O movimento ocorre em um momento em que a CVC, um dos maiores grupos de turismo da América Latina, busca consolidar sua execução operacional após um ciclo de reestruturação. Segundo avaliação do conselho de administração, Godinho apresentou perfil forte na fase de turnaround e reestruturação da empresa, mas o novo momento exige foco mais intensivo em execução e crescimento sustentável.
Mader retorna ao comando executivo com vasta experiência no setor. O executivo passou quase 15 anos na CVC, em passagens que incluíram liderança das diretorias de operações, produto nacional, produto internacional e o departamento de aéreo e marítimo. Nos últimos quatro anos, ele atuava como vp de Produtos e Revenue Manager, liderando a contratação e precificação de pacotes turísticos da operadora.
Antes de assumir a vice-presidência, Mader acumulou experiência em outras áreas do turismo e aviação, com passagens pela Gol Linhas Aéreas como diretor comercial, pela WebJet como diretor comercial e de marketing, e como CEO do grupo GJP Hotels antes de retornar à CVC em cargos estratégicos.
Plano estratégico e pilares de gestão
Ao Brazil Journal, Mader disse que a nova fase da CVC se apoiará em cinco pilares principais.
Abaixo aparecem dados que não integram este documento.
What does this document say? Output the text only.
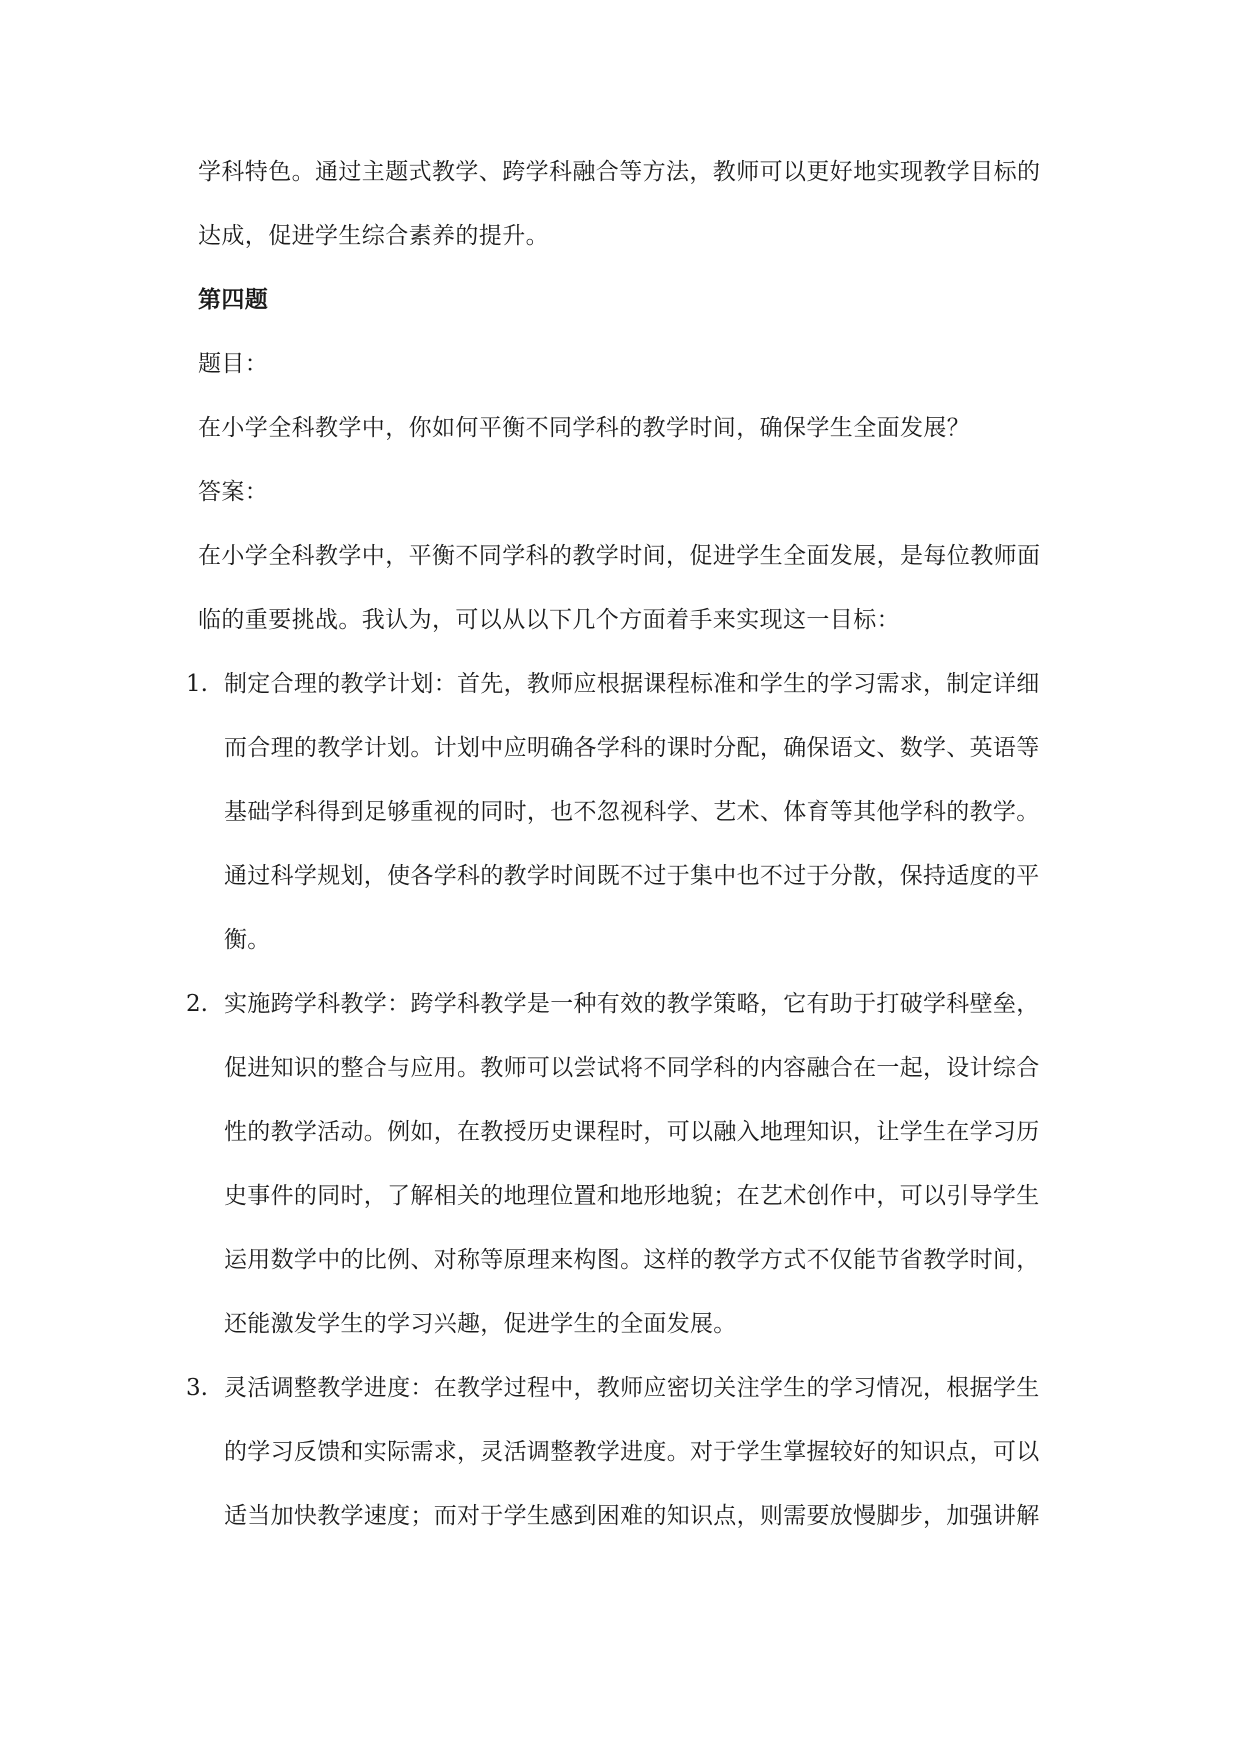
学科特色。通过主题式教学、跨学科融合等方法，教师可以更好地实现教学目标的
达成，促进学生综合素养的提升。
第四题
题目：
在小学全科教学中，你如何平衡不同学科的教学时间，确保学生全面发展？
答案：
在小学全科教学中，平衡不同学科的教学时间，促进学生全面发展，是每位教师面
临的重要挑战。我认为，可以从以下几个方面着手来实现这一目标：
1. 制定合理的教学计划：首先，教师应根据课程标准和学生的学习需求，制定详细
而合理的教学计划。计划中应明确各学科的课时分配，确保语文、数学、英语等
基础学科得到足够重视的同时，也不忽视科学、艺术、体育等其他学科的教学。
通过科学规划，使各学科的教学时间既不过于集中也不过于分散，保持适度的平
衡。
2. 实施跨学科教学：跨学科教学是一种有效的教学策略，它有助于打破学科壁垒，
促进知识的整合与应用。教师可以尝试将不同学科的内容融合在一起，设计综合
性的教学活动。例如，在教授历史课程时，可以融入地理知识，让学生在学习历
史事件的同时，了解相关的地理位置和地形地貌；在艺术创作中，可以引导学生
运用数学中的比例、对称等原理来构图。这样的教学方式不仅能节省教学时间，
还能激发学生的学习兴趣，促进学生的全面发展。
3. 灵活调整教学进度：在教学过程中，教师应密切关注学生的学习情况，根据学生
的学习反馈和实际需求，灵活调整教学进度。对于学生掌握较好的知识点，可以
适当加快教学速度；而对于学生感到困难的知识点，则需要放慢脚步，加强讲解
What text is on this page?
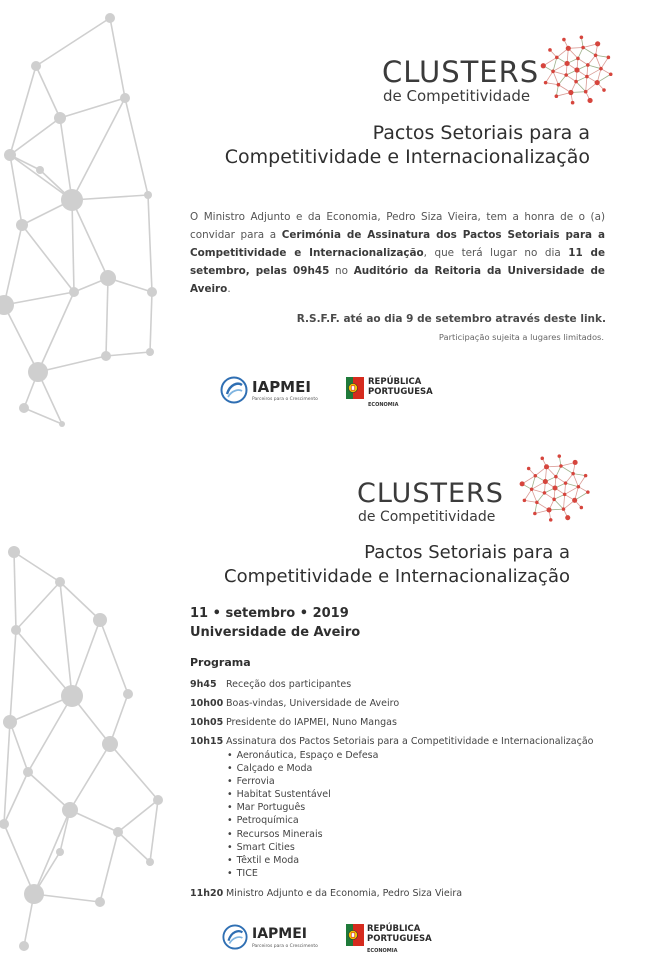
CLUSTERS
de Competitividade
Pactos Setoriais para a
Competitividade e Internacionalização
O Ministro Adjunto e da Economia, Pedro Siza Vieira, tem a honra de o (a) convidar para a Cerimónia de Assinatura dos Pactos Setoriais para a Competitividade e Internacionalização, que terá lugar no dia 11 de setembro, pelas 09h45 no Auditório da Reitoria da Universidade de Aveiro.
R.S.F.F. até ao dia 9 de setembro através deste link.
Participação sujeita a lugares limitados.
IAPMEI
Parceiros para o Crescimento
REPÚBLICA
PORTUGUESA
ECONOMIA
CLUSTERS
de Competitividade
Pactos Setoriais para a
Competitividade e Internacionalização
11 • setembro • 2019
Universidade de Aveiro
Programa
9h45 Receção dos participantes
10h00 Boas-vindas, Universidade de Aveiro
10h05 Presidente do IAPMEI, Nuno Mangas
10h15 Assinatura dos Pactos Setoriais para a Competitividade e Internacionalização
• Aeronáutica, Espaço e Defesa
• Calçado e Moda
• Ferrovia
• Habitat Sustentável
• Mar Português
• Petroquímica
• Recursos Minerais
• Smart Cities
• Têxtil e Moda
• TICE
11h20 Ministro Adjunto e da Economia, Pedro Siza Vieira
IAPMEI
Parceiros para o Crescimento
REPÚBLICA
PORTUGUESA
ECONOMIA
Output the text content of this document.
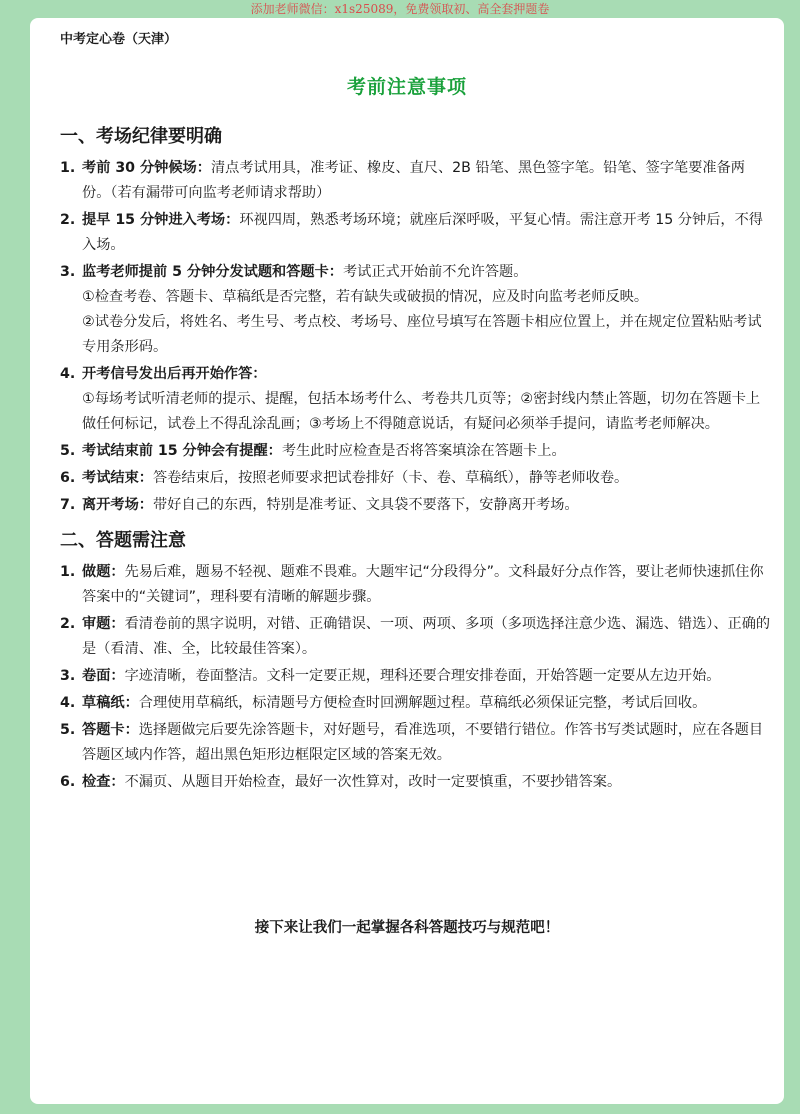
添加老师微信：x1s25089，免费领取初、高全套押题卷
中考定心卷（天津）
考前注意事项
一、考场纪律要明确
1. 考前 30 分钟候场：清点考试用具，准考证、橡皮、直尺、2B 铅笔、黑色签字笔。铅笔、签字笔要准备两份。（若有漏带可向监考老师请求帮助）
2. 提早 15 分钟进入考场：环视四周，熟悉考场环境；就座后深呼吸，平复心情。需注意开考 15 分钟后，不得入场。
3. 监考老师提前 5 分钟分发试题和答题卡：考试正式开始前不允许答题。
①检查考卷、答题卡、草稿纸是否完整，若有缺失或破损的情况，应及时向监考老师反映。
②试卷分发后，将姓名、考生号、考点校、考场号、座位号填写在答题卡相应位置上，并在规定位置粘贴考试专用条形码。
4. 开考信号发出后再开始作答：
①每场考试听清老师的提示、提醒，包括本场考什么、考卷共几页等；②密封线内禁止答题，切勿在答题卡上做任何标记，试卷上不得乱涂乱画；③考场上不得随意说话，有疑问必须举手提问，请监考老师解决。
5. 考试结束前 15 分钟会有提醒：考生此时应检查是否将答案填涂在答题卡上。
6. 考试结束：答卷结束后，按照老师要求把试卷排好（卡、卷、草稿纸），静等老师收卷。
7. 离开考场：带好自己的东西，特别是准考证、文具袋不要落下，安静离开考场。
二、答题需注意
1. 做题：先易后难，题易不轻视、题难不畏难。大题牢记“分段得分”。文科最好分点作答，要让老师快速抓住你答案中的“关键词”，理科要有清晰的解题步骤。
2. 审题：看清卷前的黑字说明，对错、正确错误、一项、两项、多项（多项选择注意少选、漏选、错选）、正确的是（看清、准、全，比较最佳答案）。
3. 卷面：字迹清晰，卷面整洁。文科一定要正规，理科还要合理安排卷面，开始答题一定要从左边开始。
4. 草稿纸：合理使用草稿纸，标清题号方便检查时回溯解题过程。草稿纸必须保证完整，考试后回收。
5. 答题卡：选择题做完后要先涂答题卡，对好题号，看准选项，不要错行错位。作答书写类试题时，应在各题目答题区域内作答，超出黑色矩形边框限定区域的答案无效。
6. 检查：不漏页、从题目开始检查，最好一次性算对，改时一定要慎重，不要抄错答案。
接下来让我们一起掌握各科答题技巧与规范吧！
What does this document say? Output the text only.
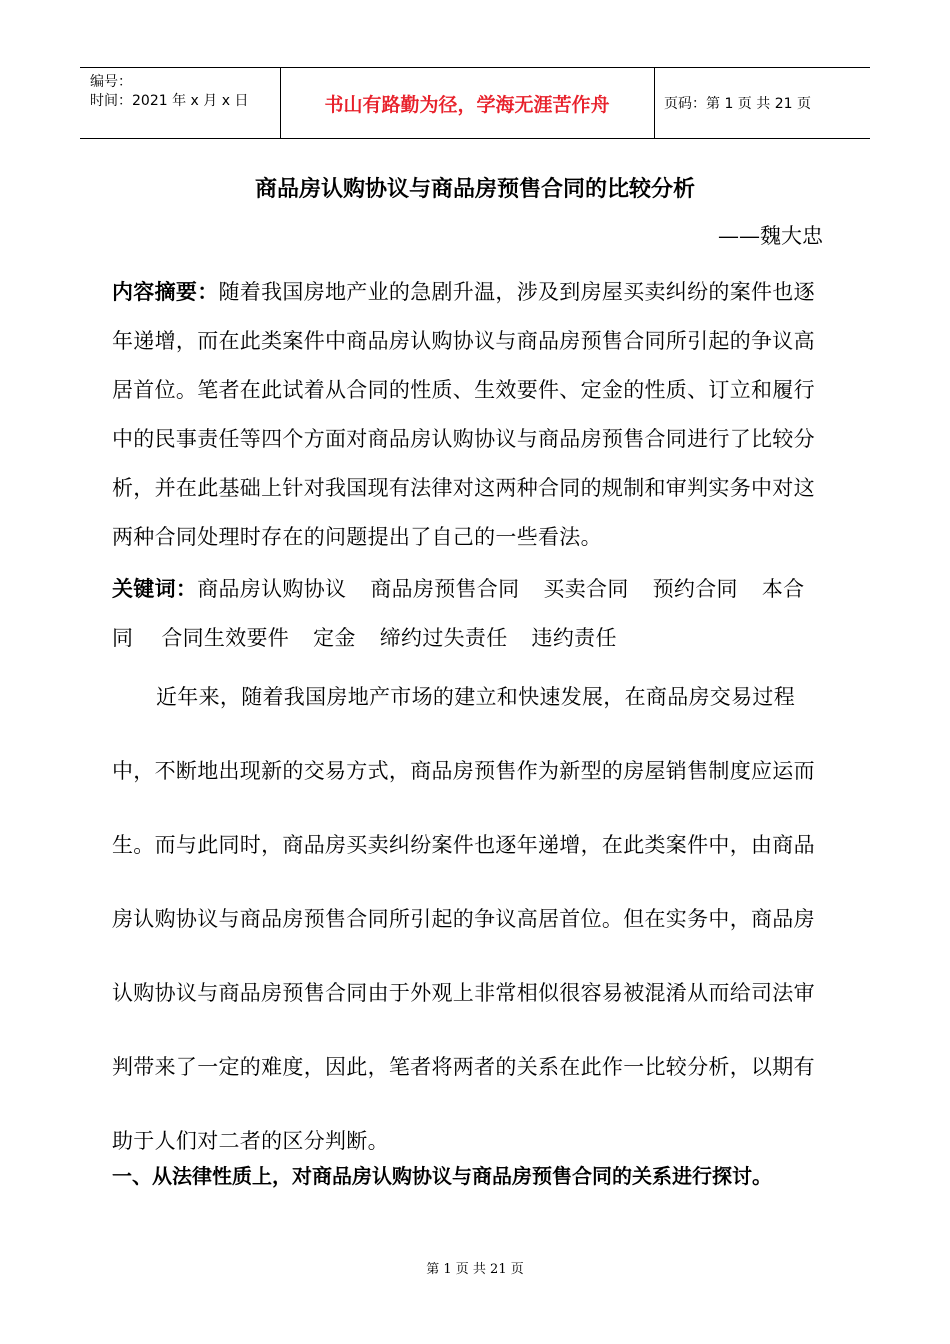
编号：
时间：2021 年 x 月 x 日	书山有路勤为径，学海无涯苦作舟	页码：第 1 页 共 21 页
商品房认购协议与商品房预售合同的比较分析
——魏大忠
内容摘要：随着我国房地产业的急剧升温，涉及到房屋买卖纠纷的案件也逐年递增，而在此类案件中商品房认购协议与商品房预售合同所引起的争议高居首位。笔者在此试着从合同的性质、生效要件、定金的性质、订立和履行中的民事责任等四个方面对商品房认购协议与商品房预售合同进行了比较分析，并在此基础上针对我国现有法律对这两种合同的规制和审判实务中对这两种合同处理时存在的问题提出了自己的一些看法。
关键词：商品房认购协议 商品房预售合同 买卖合同 预约合同 本合同 合同生效要件 定金 缔约过失责任 违约责任
近年来，随着我国房地产市场的建立和快速发展，在商品房交易过程中，不断地出现新的交易方式，商品房预售作为新型的房屋销售制度应运而生。而与此同时，商品房买卖纠纷案件也逐年递增，在此类案件中，由商品房认购协议与商品房预售合同所引起的争议高居首位。但在实务中，商品房认购协议与商品房预售合同由于外观上非常相似很容易被混淆从而给司法审判带来了一定的难度，因此，笔者将两者的关系在此作一比较分析，以期有助于人们对二者的区分判断。
一、从法律性质上，对商品房认购协议与商品房预售合同的关系进行探讨。
第 1 页 共 21 页
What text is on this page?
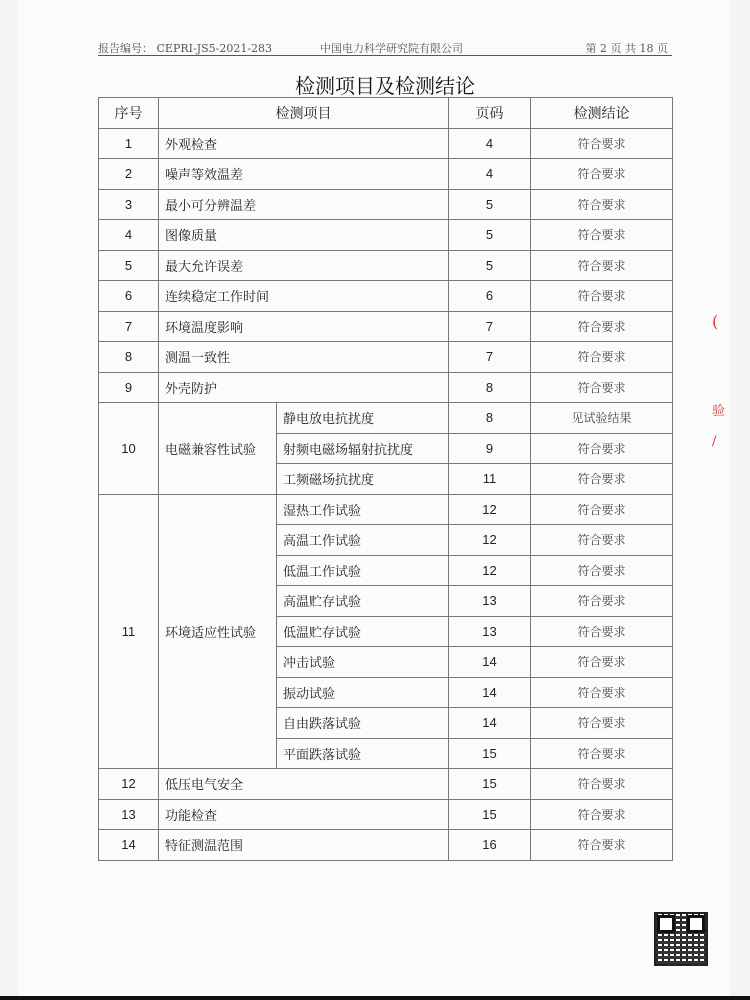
报告编号： CEPRI-JS5-2021-283	中国电力科学研究院有限公司	第 2 页 共 18 页
检测项目及检测结论
序号	检测项目		页码	检测结论
1	外观检查		4	符合要求
2	噪声等效温差		4	符合要求
3	最小可分辨温差		5	符合要求
4	图像质量		5	符合要求
5	最大允许误差		5	符合要求
6	连续稳定工作时间		6	符合要求
7	环境温度影响		7	符合要求
8	测温一致性		7	符合要求
9	外壳防护		8	符合要求
10	电磁兼容性试验	静电放电抗扰度	8	见试验结果
		射频电磁场辐射抗扰度	9	符合要求
		工频磁场抗扰度	11	符合要求
11	环境适应性试验	湿热工作试验	12	符合要求
		高温工作试验	12	符合要求
		低温工作试验	12	符合要求
		高温贮存试验	13	符合要求
		低温贮存试验	13	符合要求
		冲击试验	14	符合要求
		振动试验	14	符合要求
		自由跌落试验	14	符合要求
		平面跌落试验	15	符合要求
12	低压电气安全		15	符合要求
13	功能检查		15	符合要求
14	特征测温范围		16	符合要求
(
验
/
O primeiro deles é colocar as pessoas no centro da estratégia. “A CVC não tem avião, hotéis… Nosso principal ativo são as pessoas. Somos reconhecidos pelo pilar assistencial e temos que reforçar isso”, afirmou, destacando a importância de reforçar a cultura interna e foco no cliente.
Outro pilar apontado pelo novo CEO é a rentabilidade. A CVC vem intensificando esforços para melhorar a eficiência dos processos internos, otimizar a precificação de produtos e continuar o processo de desalavancagem, que nos últimos anos reduziu a alavancagem financeira da companhia.
Mader também destacou a expansão internacional do negócio B2B como ponto estratégico. A operadora busca aumentar a participação de vendas para agências de viagens fora do Brasil, passando de cerca de 10% para cerca de 30% de receita em moeda forte, o que pode contribuir para hedge natural diante de pagamentos a fornecedores em dólar.
Transição no comando e desafios futuros
A saída de Godinho ocorre após quase três anos à frente da CVC, período em que ele conduziu um processo de reestruturação considerado bem-sucedido pelo board. Godinho deixa a empresa para seguir novos desafios fora da operação executiva, encerrando seu ciclo dentro da companhia.
O novo CEO assume com a missão de fortalecer a rentabilidade da CVC, manter o processo de desalavancagem e liderar a expansão global do negócio, com foco na diversificação de mercados e no desenvolvimento de soluções digitais para agentes de viagens, franqueados e clientes finais.